Why I Map

Posted at — Nov 1, 2019

Since mid-October in my free time I’ve been adding roads and houses, benches and fire hydrants to OpenStreetMap. When I started, I didn’t expect it to turn into the hobby it has become. With now over 300 trees added and 150 buildings added or modified, OSM is something that I interact with daily.

It started out as a curiosity, could I change the map so that my house was accurately represented? It turned out that making such changes were very easy with their visual editor and aerial imagery.

Next came the mobile apps which allowed me to easily add information on foot. These apps either ask simple questions about roads and buildings around you or allow you to add “points of interest” like public BBQs or statues. Even my walk home now functions as an opportunity to help complete the map of Charlottesville.
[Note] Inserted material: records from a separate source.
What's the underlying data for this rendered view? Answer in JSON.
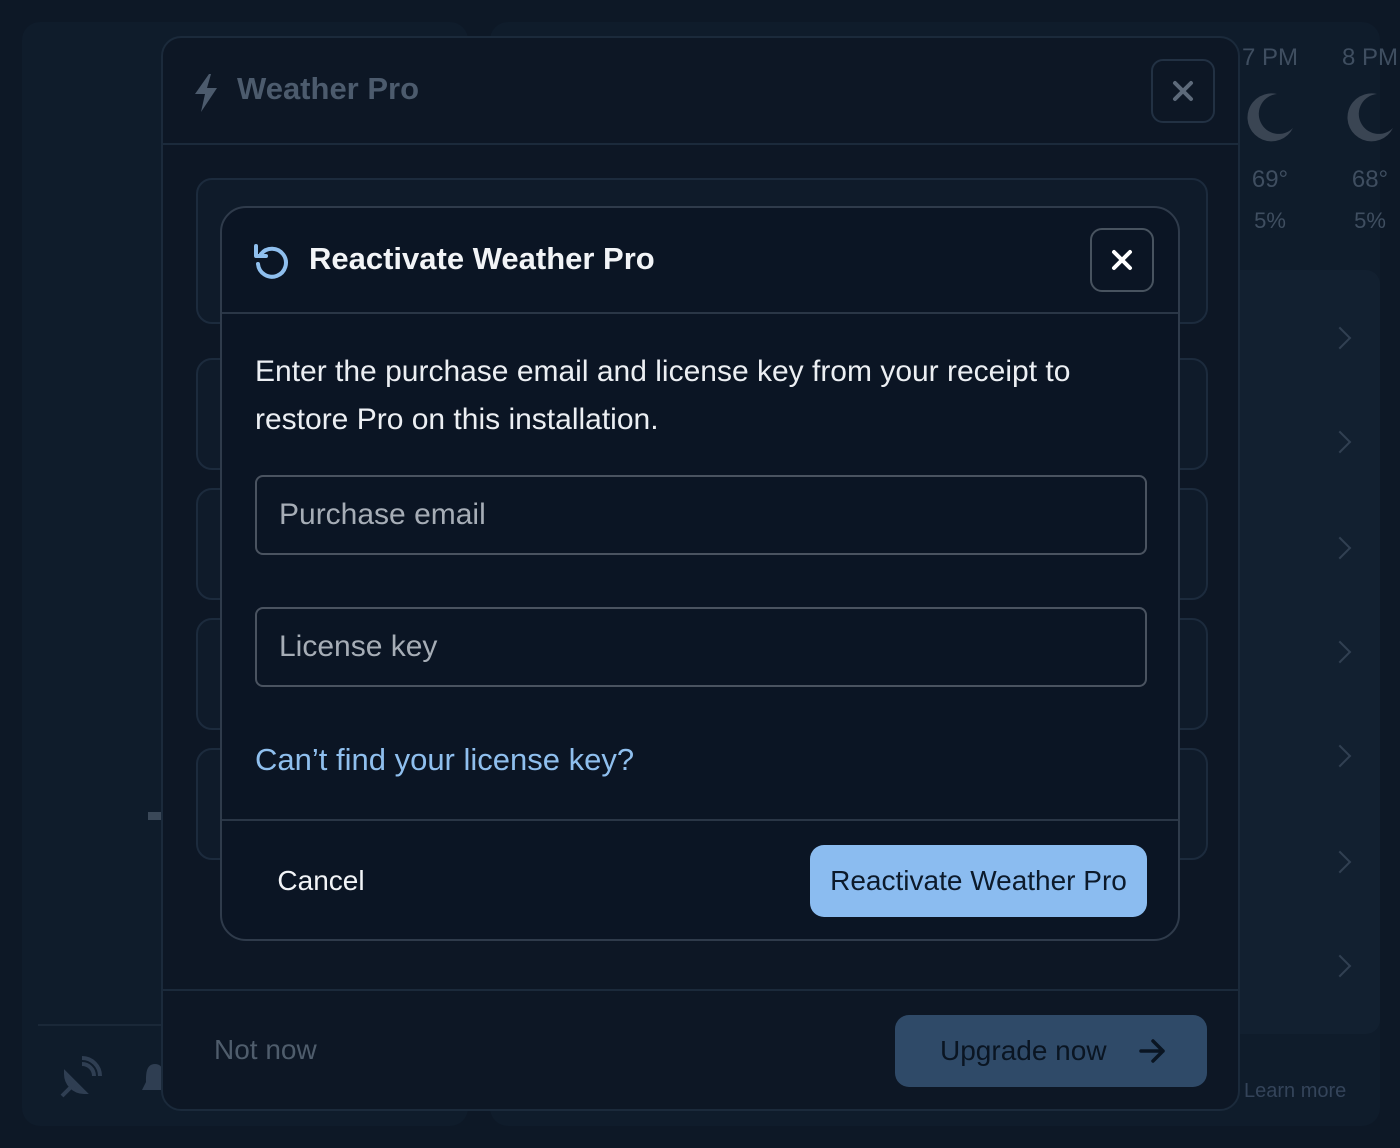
{
  "background": {
    "hours": [
      {
        "time": "7 PM",
        "temp": "69°",
        "precip": "5%"
      },
      {
        "time": "8 PM",
        "temp": "68°",
        "precip": "5%"
      }
    ],
    "learn_more": "Learn more"
  },
  "outer_modal": {
    "title": "Weather Pro",
    "not_now": "Not now",
    "upgrade": "Upgrade now"
  },
  "dialog": {
    "title": "Reactivate Weather Pro",
    "description": "Enter the purchase email and license key from your receipt to restore Pro on this installation.",
    "email_placeholder": "Purchase email",
    "email_value": "",
    "key_placeholder": "License key",
    "key_value": "",
    "help_link": "Can’t find your license key?",
    "cancel": "Cancel",
    "submit": "Reactivate Weather Pro"
  },
  "colors": {
    "accent": "#8bbcf0",
    "link": "#8fbfee",
    "dialog_bg": "#0b1524",
    "backdrop": "#0d1826"
  }
}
Adding to the map has made me notice things in the world that I would’ve overlooked in the past. I’ve learned that ditches are common in residential aeras and that American buildings have input ports for firefighters to feed water to the sprinkler systems. Also, every statue and public piece of art should be added with the greatest detail.

One of the primary reasons I map though, is a fear of companies owning our knowledge. We’ve successfully decentralised our knowledge of the world into Wikipedia but companies like Google and Apple have successfully convinced the world that they own the maps. This is unfortunate as you need a license to use their maps — therefore only people with a business plan can create content about our world. OSM however is liberated from companies and is free for anyone to use. Additionally, even if Google maps had the same editor as OSM, contributing to it without getting paid is laughable. Why generate profit for one of the biggest companies on earth without receiving a cut of it.

Additionally, by adding to the map my contributions live on forever, of course only if the features stay relevant. My contributions lay the groundwork for future generations of eager mappers and create a record in history of what the world was like at the time.

My dream for OSM is for it to be a living map that grows with the community around it. I imagine a map that is constantly changing that allows people to go back in time to see what the world was like at any point. If a tree gets chopped down, it’s reflected in the map. There’re benefits to this outside of aesthetics, a disabled person can know for sure if the restaurant they are going too will be accessible or allow cities to see what areas are changing the fastest.

Not only does OSM help my local community, it can also help those across the world who’ve been hit by natural disasters. In the aftermath of such an event, imagery is uploaded and mappers like me update the map with what is left. This allows aid workers and people on the ground to know if there are roads to navigate to where they want to go or if there are houses that need to be checked for survivors.

This sort of work feels important. Seeing the word “Urgent:” beside a task fills me with a sense of purpose and how what I am doing is helping people in crisis. And underlying all of this is what I have mentioned previously — the roads I lay for these communities will help them to navigate in the future if they want to.

OpenStreetMap is a project much the same as Wikipedia, but you don’t need to know anything to contribute as everyone is an expert in their surroundings. Anyone who looks at their home on the map will see something missing or something wrong. Everyone has the power to fix this and help them, their community and future mappers.